Cosa sta succedendo in Cile?
Continuano le proteste in Cile.
Nella capitale, Santiago, è dai primi di ottobre che gli studenti si rifiutano di pagare i biglietti della metropolitana dopo l’aumento dei prezzi.
Protesta sfociata in scontri con la polizia nazionale e l’occupazione dei terminali della metropolitana, in alcuni casi danneggiati in modo da permettere l’ingresso senza biglietto.
Il presidente Sebastian Piñera ha annunciato lo stato di emergenza e ha autorizzato l’uso delle forze militari al fine di disperdere i protestanti.
Ci sono stati dozzine di arresti e, durante il processo, è stata invocata la Ley de Seguridad del Estado (“Legge sulla sicurezza dello Stato”) che criminalizza le azioni contro la sovranità nazionale e contro la sicurezza esterna (legge che consente tralaltro alle corti di accelerare il procedimento e l’emissione di una sentenza). Il 19 ottobre, per la prima volta dalla caduta del regime di Pinochet nel 1987, è stato annunciato lo stato di emergenza con coprifuoco e limitazione delle libertà individuali.
Il mistero attorno El Mimo
Daniela Carrasco, 36 anni, è una delle manifestanti più attive, simbolo della ribellione: la donna, infatti, gira per strada vestita da mimo, da qui il suo soprannome, forse per mostrare l’insofferenza dei cittadini, poco considerati e senza alcuna voce in capitolo.
Il 20 ottobre, il suo corpo viene trovato impiccato alla recinzione di un parco nella zona sud di Santiago e da subito nasce il dubbio: si tratta di suicidio o è stata uccisa? E se fosse stata uccisa, chi ha commesso il delitto?

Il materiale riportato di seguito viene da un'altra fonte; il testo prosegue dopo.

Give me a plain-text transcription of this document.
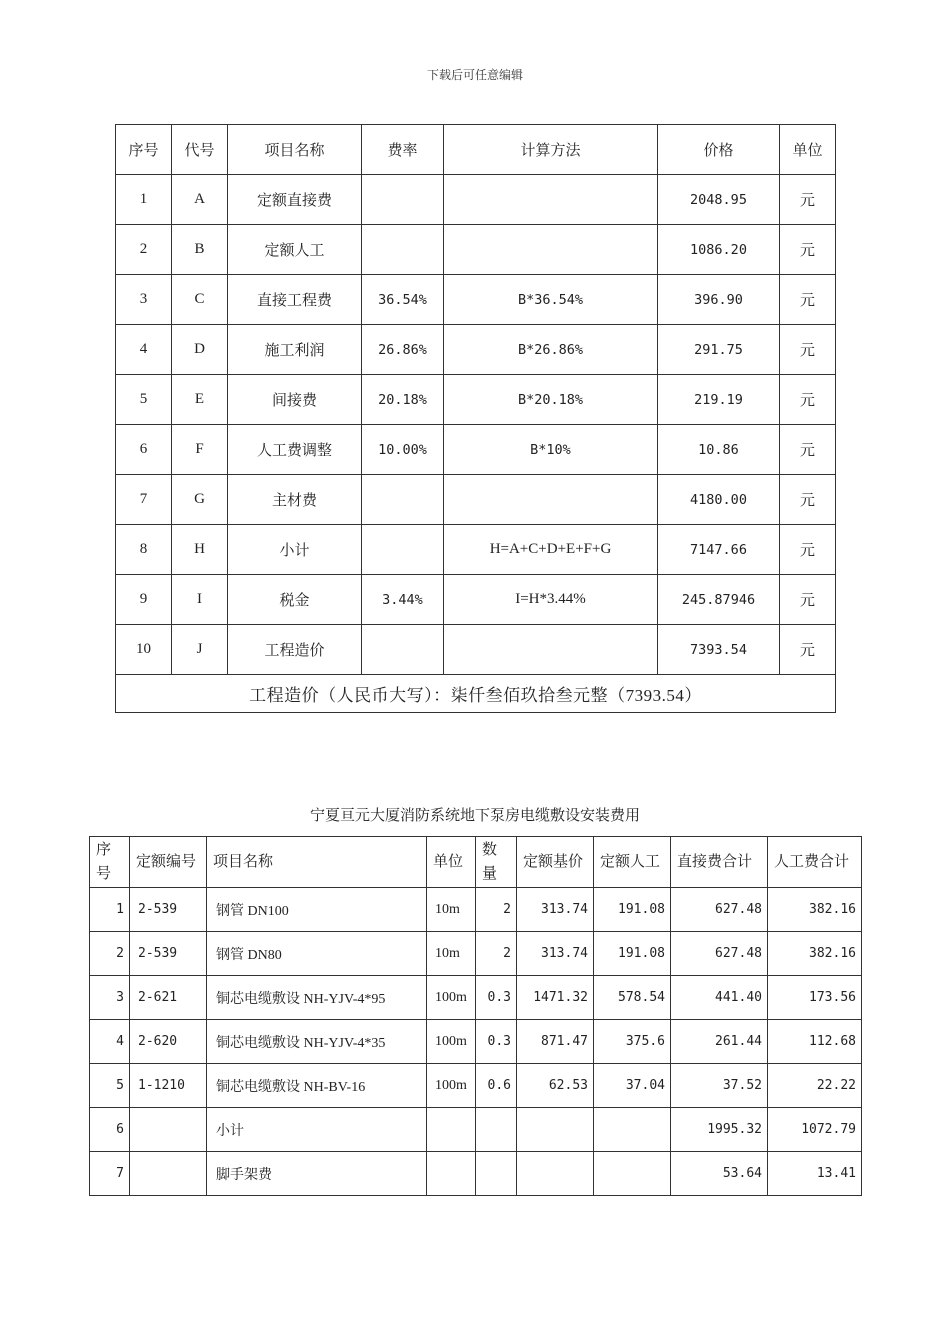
下载后可任意编辑
序号	代号	项目名称	费率	计算方法	价格	单位
1	A	定额直接费			2048.95	元
2	B	定额人工			1086.20	元
3	C	直接工程费	36.54%	B*36.54%	396.90	元
4	D	施工利润	26.86%	B*26.86%	291.75	元
5	E	间接费	20.18%	B*20.18%	219.19	元
6	F	人工费调整	10.00%	B*10%	10.86	元
7	G	主材费			4180.00	元
8	H	小计		H=A+C+D+E+F+G	7147.66	元
9	I	税金	3.44%	I=H*3.44%	245.87946	元
10	J	工程造价			7393.54	元
工程造价（人民币大写）：柒仟叁佰玖拾叁元整（7393.54）						
宁夏亘元大厦消防系统地下泵房电缆敷设安装费用
序号	定额编号	项目名称	单位	数量	定额基价	定额人工	直接费合计	人工费合计
1	2-539	钢管 DN100	10m	2	313.74	191.08	627.48	382.16
2	2-539	钢管 DN80	10m	2	313.74	191.08	627.48	382.16
3	2-621	铜芯电缆敷设 NH-YJV-4*95	100m	0.3	1471.32	578.54	441.40	173.56
4	2-620	铜芯电缆敷设 NH-YJV-4*35	100m	0.3	871.47	375.6	261.44	112.68
5	1-1210	铜芯电缆敷设 NH-BV-16	100m	0.6	62.53	37.04	37.52	22.22
6		小计					1995.32	1072.79
7		脚手架费					53.64	13.41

I manifestanti affermano di averla vista mentre veniva sequestrata dalla polizia il 19 ottobre e le associazioni femministe rincarano la dose. L’autopsia statale nega l’ipotesi di omicidio, ma i dubbi rimangono tanti.
La notizia viene taciuta al resto del mondo per quasi un mese, fino a che, grazie ai social, non acquisisce importanza a livello globale. Da subito i toni si scaldano: si parla di stupro e tortura da parte della polizia e tutti hanno qualcosa da dire. La ragazza diventa una martire e ormai si dà per scontato che quella testimoniata dai social rappresenti la realtà.
Ma è andata veramente così?
Le avvocatesse dell’associazione Aboferma -da sempre interessata alla violenza di genere- rappresentano pro bono la famiglia della vittima e sembrano negare l’ipotesi di omicidio. Tra l’altro è stato reso noto che la sera del 19 ottobre El Mimo si trovasse a casa con la sua famiglia.
“L’inchiesta sulle circostanze della sua morte è ancora in corso e le analisi di cui finora siamo in possesso indicano che avrebbe lasciato una lettera nella quale spiega i motivi di un eventuale suicidio e che non si sono riscontrati segni evidenti di tortura o di aggressione sessuale” (dichiarazione stampa dell’associazione Aboferma)
La stessa famiglia di Daniela ritiene più plausibile l’ipotesi fornita dalla associazione.
Per un mese in Cile le voci parlavano di un assassinio, senza che vi fossero prove o conferme dell’accaduto. Il mondo intero ha lanciato accuse e pochi giorni fa, durante la giornata mondiale contro la violenza sulle donne, in migliaia sono scesi in piazza vestiti da El Mimo.
La diffusione di notizie false apre ancora una volta una vicenda legata all’uso dei social e ad una informazione (media tradizionali) arrivata troppo tardi per interpretare e far luce sull’accaduto.
Daniela Carrasco è la protagonista della protesta cilena ma inesorabilmente la vittima di un’altra battaglia ben più grande: quella riguardante il disordine mentale.